Embora tenha material dos anos 70 como base, Africanism nem de longe soa datado. Longe disso. Entoado tendo como fundo a fusão proporcionada por Tony Allen e a banda Egypt 80, que hoje acompanha o filho de Fela Kuti, Seun, o disco é uma viagem poderosa onde cada verso exalta a música como agente de transformação. E não importa sua etnia, ao ouvir cada uma das 8 faixas do disco, você vai saber de qual lado da história deve estar.
E o título das músicas fala por si só. “Niggers Are Scared of Revolution”, “New York, New York”, “Two Little Boys”, cada uma delas foi entoada pelo The Last Poets no mesmo ano em que se apresentou no aniversário de Malcolm X! E como o vento, seguem ecoando com força, agora adaptadas a uma atmosfera musical nascida na África. Africanism ainda tem em seu line up excelentes músicos, como o descoladíssimo saxofonista britânico de jazz, Courtney Pine, e o pianista do Ezra Collective, Joe Armon-Jones, que vem ao Brasil nesse início de 2025.

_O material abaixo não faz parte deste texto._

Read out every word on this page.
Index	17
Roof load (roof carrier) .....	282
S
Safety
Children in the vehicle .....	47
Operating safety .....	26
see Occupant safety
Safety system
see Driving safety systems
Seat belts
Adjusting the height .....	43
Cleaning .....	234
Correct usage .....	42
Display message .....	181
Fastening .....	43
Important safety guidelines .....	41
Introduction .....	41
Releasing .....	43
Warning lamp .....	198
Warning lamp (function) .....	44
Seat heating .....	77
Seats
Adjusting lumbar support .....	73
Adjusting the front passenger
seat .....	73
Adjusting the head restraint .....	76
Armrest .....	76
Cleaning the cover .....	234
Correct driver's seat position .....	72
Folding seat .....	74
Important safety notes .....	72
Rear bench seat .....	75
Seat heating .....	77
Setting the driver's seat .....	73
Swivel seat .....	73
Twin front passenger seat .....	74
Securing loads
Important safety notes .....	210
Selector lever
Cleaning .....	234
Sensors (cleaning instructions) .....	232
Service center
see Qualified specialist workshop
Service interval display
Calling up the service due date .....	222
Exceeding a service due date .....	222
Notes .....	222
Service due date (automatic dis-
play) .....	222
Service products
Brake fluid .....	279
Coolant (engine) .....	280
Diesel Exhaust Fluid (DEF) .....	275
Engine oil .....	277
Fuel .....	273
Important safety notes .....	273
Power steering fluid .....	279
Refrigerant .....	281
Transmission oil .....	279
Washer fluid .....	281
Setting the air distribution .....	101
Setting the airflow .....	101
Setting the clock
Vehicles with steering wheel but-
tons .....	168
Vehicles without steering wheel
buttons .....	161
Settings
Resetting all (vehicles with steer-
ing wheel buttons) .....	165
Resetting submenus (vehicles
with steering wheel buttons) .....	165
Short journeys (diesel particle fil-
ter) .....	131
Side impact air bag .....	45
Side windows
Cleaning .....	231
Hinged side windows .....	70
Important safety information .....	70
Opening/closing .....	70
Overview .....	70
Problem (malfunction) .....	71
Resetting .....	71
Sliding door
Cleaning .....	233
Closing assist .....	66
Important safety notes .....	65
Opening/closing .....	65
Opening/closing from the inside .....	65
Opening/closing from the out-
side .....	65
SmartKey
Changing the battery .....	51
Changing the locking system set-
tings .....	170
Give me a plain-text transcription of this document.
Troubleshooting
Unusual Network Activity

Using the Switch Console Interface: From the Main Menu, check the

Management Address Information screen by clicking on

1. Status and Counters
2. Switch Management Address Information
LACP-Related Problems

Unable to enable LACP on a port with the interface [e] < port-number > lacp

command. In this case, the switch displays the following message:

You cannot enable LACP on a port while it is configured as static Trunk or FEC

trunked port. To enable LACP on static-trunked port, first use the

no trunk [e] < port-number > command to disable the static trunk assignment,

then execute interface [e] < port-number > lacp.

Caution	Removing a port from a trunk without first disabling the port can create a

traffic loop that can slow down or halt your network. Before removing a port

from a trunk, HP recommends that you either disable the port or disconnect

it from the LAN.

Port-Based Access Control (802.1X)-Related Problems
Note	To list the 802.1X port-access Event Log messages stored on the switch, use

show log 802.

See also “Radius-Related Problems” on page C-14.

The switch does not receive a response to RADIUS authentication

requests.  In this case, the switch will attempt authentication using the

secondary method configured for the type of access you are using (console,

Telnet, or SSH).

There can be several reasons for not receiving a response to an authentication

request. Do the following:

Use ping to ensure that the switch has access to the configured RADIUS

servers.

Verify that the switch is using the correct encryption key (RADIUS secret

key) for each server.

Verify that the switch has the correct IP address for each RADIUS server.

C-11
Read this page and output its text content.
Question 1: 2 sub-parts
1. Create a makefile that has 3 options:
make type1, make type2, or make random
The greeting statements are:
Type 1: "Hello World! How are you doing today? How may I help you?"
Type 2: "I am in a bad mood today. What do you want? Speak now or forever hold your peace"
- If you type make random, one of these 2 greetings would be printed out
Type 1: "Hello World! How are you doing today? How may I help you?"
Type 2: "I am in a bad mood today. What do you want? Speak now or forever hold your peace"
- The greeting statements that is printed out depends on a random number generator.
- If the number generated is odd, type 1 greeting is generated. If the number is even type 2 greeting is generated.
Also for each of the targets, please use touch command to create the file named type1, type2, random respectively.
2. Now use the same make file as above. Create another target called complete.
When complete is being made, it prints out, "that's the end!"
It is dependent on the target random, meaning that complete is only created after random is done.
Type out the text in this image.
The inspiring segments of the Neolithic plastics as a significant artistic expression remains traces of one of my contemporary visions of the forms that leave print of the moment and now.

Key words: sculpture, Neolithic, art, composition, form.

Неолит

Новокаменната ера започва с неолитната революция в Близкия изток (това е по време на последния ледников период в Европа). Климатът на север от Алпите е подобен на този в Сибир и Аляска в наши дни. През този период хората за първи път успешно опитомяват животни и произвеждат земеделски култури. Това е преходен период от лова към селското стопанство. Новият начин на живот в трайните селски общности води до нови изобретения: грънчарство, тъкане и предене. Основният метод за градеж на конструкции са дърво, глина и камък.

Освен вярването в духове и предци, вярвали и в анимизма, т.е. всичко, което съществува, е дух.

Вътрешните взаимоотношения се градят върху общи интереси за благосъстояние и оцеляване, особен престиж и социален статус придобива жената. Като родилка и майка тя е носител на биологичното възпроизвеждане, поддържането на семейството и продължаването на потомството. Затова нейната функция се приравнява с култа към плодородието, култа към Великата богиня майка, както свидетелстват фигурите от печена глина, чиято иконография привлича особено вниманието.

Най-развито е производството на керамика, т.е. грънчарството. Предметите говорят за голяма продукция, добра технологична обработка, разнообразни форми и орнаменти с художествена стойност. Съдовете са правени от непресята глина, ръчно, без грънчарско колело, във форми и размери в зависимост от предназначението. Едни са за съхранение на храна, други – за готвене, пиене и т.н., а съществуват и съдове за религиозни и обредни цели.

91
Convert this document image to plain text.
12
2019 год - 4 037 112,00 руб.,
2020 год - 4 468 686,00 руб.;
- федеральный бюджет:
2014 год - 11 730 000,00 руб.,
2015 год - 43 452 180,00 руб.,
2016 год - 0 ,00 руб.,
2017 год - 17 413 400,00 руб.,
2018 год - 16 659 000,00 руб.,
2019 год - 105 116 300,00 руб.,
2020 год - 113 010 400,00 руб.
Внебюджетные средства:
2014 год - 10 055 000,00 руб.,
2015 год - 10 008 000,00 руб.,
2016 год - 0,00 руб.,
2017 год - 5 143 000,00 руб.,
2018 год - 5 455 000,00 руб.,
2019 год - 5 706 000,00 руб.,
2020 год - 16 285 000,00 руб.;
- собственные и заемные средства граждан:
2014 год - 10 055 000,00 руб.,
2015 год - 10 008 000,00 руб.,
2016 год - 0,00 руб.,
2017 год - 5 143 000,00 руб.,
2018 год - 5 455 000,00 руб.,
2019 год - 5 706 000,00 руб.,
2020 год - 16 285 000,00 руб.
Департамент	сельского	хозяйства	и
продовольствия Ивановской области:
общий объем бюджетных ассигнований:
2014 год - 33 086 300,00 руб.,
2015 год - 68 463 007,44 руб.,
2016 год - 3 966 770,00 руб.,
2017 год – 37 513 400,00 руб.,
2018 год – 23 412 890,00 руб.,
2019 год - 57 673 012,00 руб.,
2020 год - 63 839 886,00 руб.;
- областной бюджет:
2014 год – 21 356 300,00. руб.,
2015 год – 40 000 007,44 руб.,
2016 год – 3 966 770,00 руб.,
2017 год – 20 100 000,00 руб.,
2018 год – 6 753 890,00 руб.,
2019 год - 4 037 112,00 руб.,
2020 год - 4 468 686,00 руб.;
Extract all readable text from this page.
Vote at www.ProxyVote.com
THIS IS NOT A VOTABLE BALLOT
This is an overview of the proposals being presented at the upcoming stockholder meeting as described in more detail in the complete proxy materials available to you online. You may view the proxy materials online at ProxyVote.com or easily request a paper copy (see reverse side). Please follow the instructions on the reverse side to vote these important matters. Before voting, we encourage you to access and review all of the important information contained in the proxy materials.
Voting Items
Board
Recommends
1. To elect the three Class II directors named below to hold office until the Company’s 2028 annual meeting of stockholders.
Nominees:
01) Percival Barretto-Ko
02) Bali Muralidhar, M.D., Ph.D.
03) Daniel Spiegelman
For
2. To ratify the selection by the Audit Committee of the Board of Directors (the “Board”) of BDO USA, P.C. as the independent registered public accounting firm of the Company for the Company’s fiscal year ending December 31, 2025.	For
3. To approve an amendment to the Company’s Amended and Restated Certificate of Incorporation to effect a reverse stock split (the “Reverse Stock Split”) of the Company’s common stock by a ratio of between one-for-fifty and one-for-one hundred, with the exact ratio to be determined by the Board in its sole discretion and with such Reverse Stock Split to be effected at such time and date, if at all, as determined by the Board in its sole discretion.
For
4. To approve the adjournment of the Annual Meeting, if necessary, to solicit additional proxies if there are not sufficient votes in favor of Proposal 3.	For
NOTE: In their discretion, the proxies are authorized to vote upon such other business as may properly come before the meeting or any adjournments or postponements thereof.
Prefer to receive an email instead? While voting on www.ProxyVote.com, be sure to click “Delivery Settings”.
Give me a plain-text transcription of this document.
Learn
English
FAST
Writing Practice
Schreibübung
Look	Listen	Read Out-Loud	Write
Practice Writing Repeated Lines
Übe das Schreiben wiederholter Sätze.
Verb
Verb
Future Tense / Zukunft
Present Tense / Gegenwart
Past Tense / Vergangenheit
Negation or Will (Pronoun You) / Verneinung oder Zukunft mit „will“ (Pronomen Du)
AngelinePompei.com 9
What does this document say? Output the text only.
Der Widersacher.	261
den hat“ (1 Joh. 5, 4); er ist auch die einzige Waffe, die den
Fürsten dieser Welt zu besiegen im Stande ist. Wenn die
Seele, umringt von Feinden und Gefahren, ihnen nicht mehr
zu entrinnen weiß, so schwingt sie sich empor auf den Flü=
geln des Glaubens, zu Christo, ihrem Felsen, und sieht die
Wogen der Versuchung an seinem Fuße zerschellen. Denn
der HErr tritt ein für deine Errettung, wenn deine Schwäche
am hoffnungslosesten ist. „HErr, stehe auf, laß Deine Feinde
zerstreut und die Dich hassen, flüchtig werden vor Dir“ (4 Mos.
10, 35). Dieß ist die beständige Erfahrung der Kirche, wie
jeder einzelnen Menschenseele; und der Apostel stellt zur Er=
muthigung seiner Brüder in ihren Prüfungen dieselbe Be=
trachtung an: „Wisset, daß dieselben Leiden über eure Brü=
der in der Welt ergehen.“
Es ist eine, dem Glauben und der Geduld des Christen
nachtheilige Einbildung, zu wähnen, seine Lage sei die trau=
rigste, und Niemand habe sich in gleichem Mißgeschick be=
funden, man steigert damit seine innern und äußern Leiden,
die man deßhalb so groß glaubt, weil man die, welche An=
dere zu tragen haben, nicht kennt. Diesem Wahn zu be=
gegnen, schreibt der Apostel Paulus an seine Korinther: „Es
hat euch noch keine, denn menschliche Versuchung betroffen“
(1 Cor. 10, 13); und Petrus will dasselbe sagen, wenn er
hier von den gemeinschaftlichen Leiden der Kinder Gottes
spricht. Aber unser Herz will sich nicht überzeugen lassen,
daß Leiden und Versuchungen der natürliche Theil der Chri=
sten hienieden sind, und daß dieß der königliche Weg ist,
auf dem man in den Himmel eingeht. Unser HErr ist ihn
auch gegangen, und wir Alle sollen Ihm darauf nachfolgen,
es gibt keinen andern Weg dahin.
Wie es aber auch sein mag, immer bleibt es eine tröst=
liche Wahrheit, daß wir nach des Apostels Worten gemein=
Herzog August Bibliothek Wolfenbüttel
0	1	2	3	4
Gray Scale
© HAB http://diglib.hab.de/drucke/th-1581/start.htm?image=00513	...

A título de curiosidade, um dos poemas musicados no disco, “When the Revolution Comes” contém um dos mais poderosos versos para reflexão existentes, “Você saberá que é uma revolução porque não haverá comerciais”, embora a frase de Gil Scott-Heron, “A revolução não será televisionada” seja mais lembrada. Mais de meio século depois, o discurso de todos envolvidos segue sendo necessário e o legado de todos que chegaram até aqui é celebrado em Africanism. Acredite, não é só um disco.